Shortly after talk show host Larry King announced his decision to hang up his suspenders after 25 years at CNN, he was asked to reminisce about his favorite guests. What caught my attention as a business communications coach were the traits King says he looks for in an ideal interviewee: passion, a sense of humor, anger, and an ability to explain what he or she does very well. The ability to telegraph these four qualities to audience members helps business leaders stand out—whether they're being interviewed on CNN, giving a sales presentation, or pitching an investor. Consider my advice below to improve your own delivery.

Transmit passion. Enthusiasm is contagious. Built to Last author Jim Collins once said that some managers are uncomfortable expressing emotion about their dreams; but it's passion and emotion that attract and motivate others. Too many speakers fall into what I call "presentation mode," hiding their passion, energy, and enthusiasm. Passion appeals to the emotional side of the brain, and it's the emotional side—the right brain—that often guides decision-making.

Show off your sense of humor. In June, Apple (AAPL) Chief Executive Officer Steve Jobs was demonstrating the new iPhone 4 when the demo failed to work because of an overtaxed data network in the conference venue. Jobs was able to make a joke even as he was troubleshooting: "You could help me out. If you're on Wi-Fi, if you would just get off, I would appreciate it," Jobs told the audience, flashing a broad smile.

Despite the best-laid plans, something often goes wrong in a presentation, interview, or pitch. Shrugging it off with a smile and a humorous aside shows that you don't take yourself too seriously. Notice that Larry King did not say that a great guest tells jokes. Nobody expects a speaker to be a comedian, but having a sense of humor—especially when something goes awry—is appealing.

Don't be afraid to demonstrate your anger. Although King didn't explain this particular quality, I believe it speaks to having a larger mission. Great communicators convey a sense of purpose—a mission—to right a "wrong." In the corporate world, a wrong could be poor customer service, inferior products, or our dependency on fossil fuels.

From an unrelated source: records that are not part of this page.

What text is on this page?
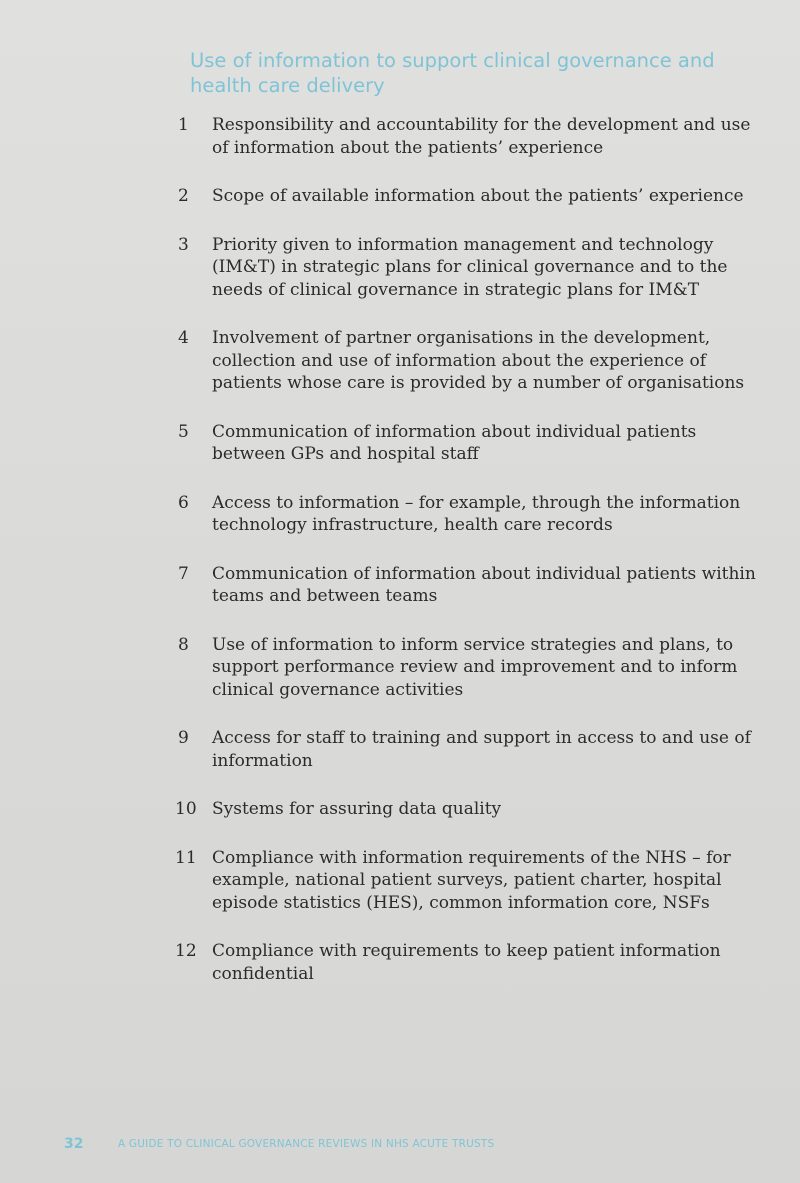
Use of information to support clinical governance and health care delivery
1	Responsibility and accountability for the development and use of information about the patients’ experience
2	Scope of available information about the patients’ experience
3	Priority given to information management and technology (IM&T) in strategic plans for clinical governance and to the needs of clinical governance in strategic plans for IM&T
4	Involvement of partner organisations in the development, collection and use of information about the experience of patients whose care is provided by a number of organisations
5	Communication of information about individual patients between GPs and hospital staff
6	Access to information – for example, through the information technology infrastructure, health care records
7	Communication of information about individual patients within teams and between teams
8	Use of information to inform service strategies and plans, to support performance review and improvement and to inform clinical governance activities
9	Access for staff to training and support in access to and use of information
10 Systems for assuring data quality
11 Compliance with information requirements of the NHS – for example, national patient surveys, patient charter, hospital episode statistics (HES), common information core, NSFs
12 Compliance with requirements to keep patient information confidential
32	A GUIDE TO CLINICAL GOVERNANCE REVIEWS IN NHS ACUTE TRUSTS
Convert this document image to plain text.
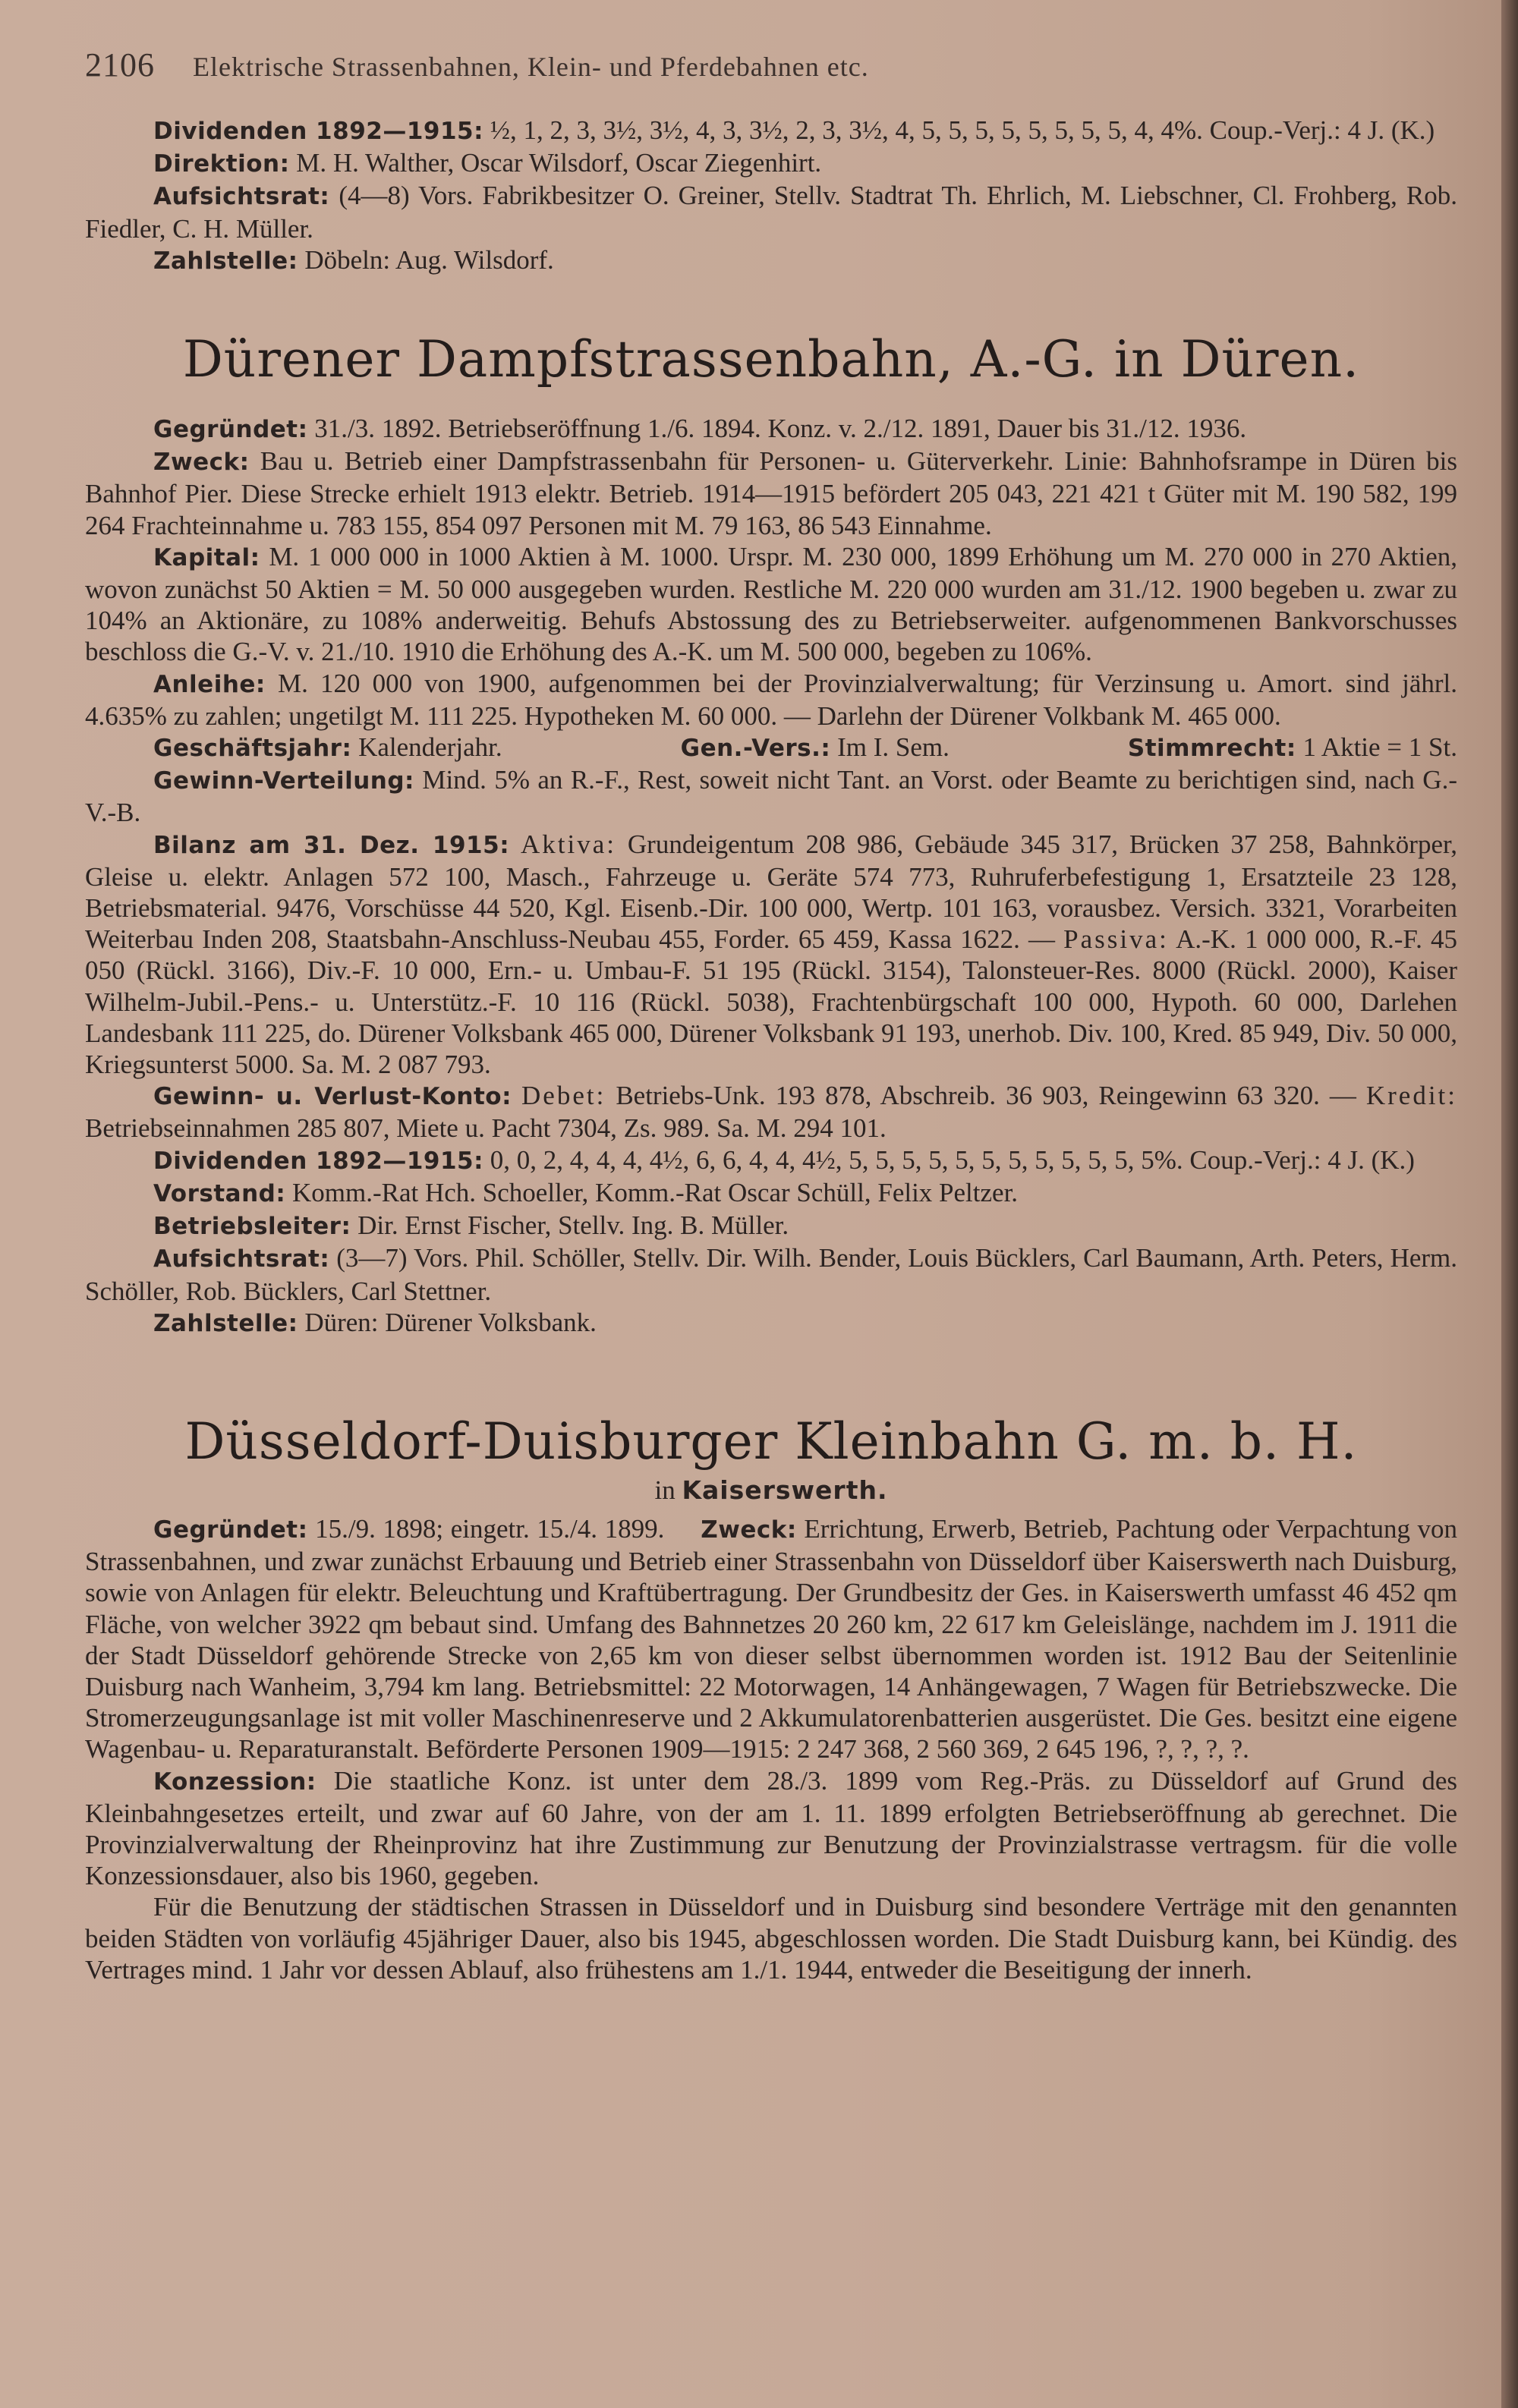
2106 Elektrische Strassenbahnen, Klein- und Pferdebahnen etc.

Dividenden 1892—1915: ½, 1, 2, 3, 3½, 3½, 4, 3, 3½, 2, 3, 3½, 4, 5, 5, 5, 5, 5, 5, 5, 5, 4, 4%. Coup.-Verj.: 4 J. (K.)

Direktion: M. H. Walther, Oscar Wilsdorf, Oscar Ziegenhirt.

Aufsichtsrat: (4—8) Vors. Fabrikbesitzer O. Greiner, Stellv. Stadtrat Th. Ehrlich, M. Liebschner, Cl. Frohberg, Rob. Fiedler, C. H. Müller.

Zahlstelle: Döbeln: Aug. Wilsdorf.

Dürener Dampfstrassenbahn, A.-G. in Düren.

Gegründet: 31./3. 1892. Betriebseröffnung 1./6. 1894. Konz. v. 2./12. 1891, Dauer bis 31./12. 1936.

Zweck: Bau u. Betrieb einer Dampfstrassenbahn für Personen- u. Güterverkehr. Linie: Bahnhofsrampe in Düren bis Bahnhof Pier. Diese Strecke erhielt 1913 elektr. Betrieb. 1914—1915 befördert 205 043, 221 421 t Güter mit M. 190 582, 199 264 Frachteinnahme u. 783 155, 854 097 Personen mit M. 79 163, 86 543 Einnahme.

Kapital: M. 1 000 000 in 1000 Aktien à M. 1000. Urspr. M. 230 000, 1899 Erhöhung um M. 270 000 in 270 Aktien, wovon zunächst 50 Aktien = M. 50 000 ausgegeben wurden. Restliche M. 220 000 wurden am 31./12. 1900 begeben u. zwar zu 104% an Aktionäre, zu 108% anderweitig. Behufs Abstossung des zu Betriebserweiter. aufgenommenen Bankvorschusses beschloss die G.-V. v. 21./10. 1910 die Erhöhung des A.-K. um M. 500 000, begeben zu 106%.

Anleihe: M. 120 000 von 1900, aufgenommen bei der Provinzialverwaltung; für Verzinsung u. Amort. sind jährl. 4.635% zu zahlen; ungetilgt M. 111 225. Hypotheken M. 60 000. — Darlehn der Dürener Volkbank M. 465 000.

Geschäftsjahr: Kalenderjahr.	Gen.-Vers.: Im I. Sem.	Stimmrecht: 1 Aktie = 1 St.

Gewinn-Verteilung: Mind. 5% an R.-F., Rest, soweit nicht Tant. an Vorst. oder Beamte zu berichtigen sind, nach G.-V.-B.

Bilanz am 31. Dez. 1915: Aktiva: Grundeigentum 208 986, Gebäude 345 317, Brücken 37 258, Bahnkörper, Gleise u. elektr. Anlagen 572 100, Masch., Fahrzeuge u. Geräte 574 773, Ruhruferbefestigung 1, Ersatzteile 23 128, Betriebsmaterial. 9476, Vorschüsse 44 520, Kgl. Eisenb.-Dir. 100 000, Wertp. 101 163, vorausbez. Versich. 3321, Vorarbeiten Weiterbau Inden 208, Staatsbahn-Anschluss-Neubau 455, Forder. 65 459, Kassa 1622. — Passiva: A.-K. 1 000 000, R.-F. 45 050 (Rückl. 3166), Div.-F. 10 000, Ern.- u. Umbau-F. 51 195 (Rückl. 3154), Talonsteuer-Res. 8000 (Rückl. 2000), Kaiser Wilhelm-Jubil.-Pens.- u. Unterstütz.-F. 10 116 (Rückl. 5038), Frachtenbürgschaft 100 000, Hypoth. 60 000, Darlehen Landesbank 111 225, do. Dürener Volksbank 465 000, Dürener Volksbank 91 193, unerhob. Div. 100, Kred. 85 949, Div. 50 000, Kriegsunterst 5000. Sa. M. 2 087 793.

Gewinn- u. Verlust-Konto: Debet: Betriebs-Unk. 193 878, Abschreib. 36 903, Reingewinn 63 320. — Kredit: Betriebseinnahmen 285 807, Miete u. Pacht 7304, Zs. 989. Sa. M. 294 101.

Dividenden 1892—1915: 0, 0, 2, 4, 4, 4, 4½, 6, 6, 4, 4, 4½, 5, 5, 5, 5, 5, 5, 5, 5, 5, 5, 5, 5%. Coup.-Verj.: 4 J. (K.)

Vorstand: Komm.-Rat Hch. Schoeller, Komm.-Rat Oscar Schüll, Felix Peltzer.

Betriebsleiter: Dir. Ernst Fischer, Stellv. Ing. B. Müller.

Aufsichtsrat: (3—7) Vors. Phil. Schöller, Stellv. Dir. Wilh. Bender, Louis Bücklers, Carl Baumann, Arth. Peters, Herm. Schöller, Rob. Bücklers, Carl Stettner.

Zahlstelle: Düren: Dürener Volksbank.

Düsseldorf-Duisburger Kleinbahn G. m. b. H.
in Kaiserswerth.

Gegründet: 15./9. 1898; eingetr. 15./4. 1899. Zweck: Errichtung, Erwerb, Betrieb, Pachtung oder Verpachtung von Strassenbahnen, und zwar zunächst Erbauung und Betrieb einer Strassenbahn von Düsseldorf über Kaiserswerth nach Duisburg, sowie von Anlagen für elektr. Beleuchtung und Kraftübertragung. Der Grundbesitz der Ges. in Kaiserswerth umfasst 46 452 qm Fläche, von welcher 3922 qm bebaut sind. Umfang des Bahnnetzes 20 260 km, 22 617 km Geleislänge, nachdem im J. 1911 die der Stadt Düsseldorf gehörende Strecke von 2,65 km von dieser selbst übernommen worden ist. 1912 Bau der Seitenlinie Duisburg nach Wanheim, 3,794 km lang. Betriebsmittel: 22 Motorwagen, 14 Anhängewagen, 7 Wagen für Betriebszwecke. Die Stromerzeugungsanlage ist mit voller Maschinenreserve und 2 Akkumulatorenbatterien ausgerüstet. Die Ges. besitzt eine eigene Wagenbau- u. Reparaturanstalt. Beförderte Personen 1909—1915: 2 247 368, 2 560 369, 2 645 196, ?, ?, ?, ?.

Konzession: Die staatliche Konz. ist unter dem 28./3. 1899 vom Reg.-Präs. zu Düsseldorf auf Grund des Kleinbahngesetzes erteilt, und zwar auf 60 Jahre, von der am 1. 11. 1899 erfolgten Betriebseröffnung ab gerechnet. Die Provinzialverwaltung der Rheinprovinz hat ihre Zustimmung zur Benutzung der Provinzialstrasse vertragsm. für die volle Konzessionsdauer, also bis 1960, gegeben.

Für die Benutzung der städtischen Strassen in Düsseldorf und in Duisburg sind besondere Verträge mit den genannten beiden Städten von vorläufig 45jähriger Dauer, also bis 1945, abgeschlossen worden. Die Stadt Duisburg kann, bei Kündig. des Vertrages mind. 1 Jahr vor dessen Ablauf, also frühestens am 1./1. 1944, entweder die Beseitigung der innerh.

Audience members notice when speakers lack anger. Some liberal and conservative political observers have criticized President Barack Obama for not being emotional enough—angry enough—when speaking about topics such as the BP (BP) oil disaster or unemployment. I'm sure Obama is upset about both situations but this criticism reinforces the point that the outward manifestation of "anger"—even a touch of it—is a trait that people want to see in a speaker.

Explain what you do very well. In a June New York Times interview, MasterCard (MA) Chief Executive Officer Robert Selander defined executive "presence" as knowing what to communicate and how. In other words, communicate the right amount of information that is appropriate for your audience.

When I worked for CNN as a business correspondent, I quickly learned that the guests who communicate clearly, simply, and concisely are nearly always invited back. There are guests I interviewed 10 years ago who are still go-to experts on various television networks. They have staying power not because they are the most knowledgeable about particular topics, but because they can talk about those topics in clear, simple, and concise language. This quality matters in business, too. I'll never forget sharing lunch with a Fortune 500 technology executive in the company's cafeteria. The executive pointed to someone sitting a few tables away and said: "You see that guy? He's the smartest person in the company but he barely gets ahead. He should be running this place by now." "Why isn't he?" I asked. "Because nobody can understand him," the manager said.

Very few journalists can claim they've interviewed more people than Larry King. For more than 50 years in broadcasting, he has sat across from the best and the worst communicators. He's had plenty of time and more than enough experience to accurately identify the qualities of a great guest. Honing all four qualities might not land you on CNN, but it will help you win over your audience.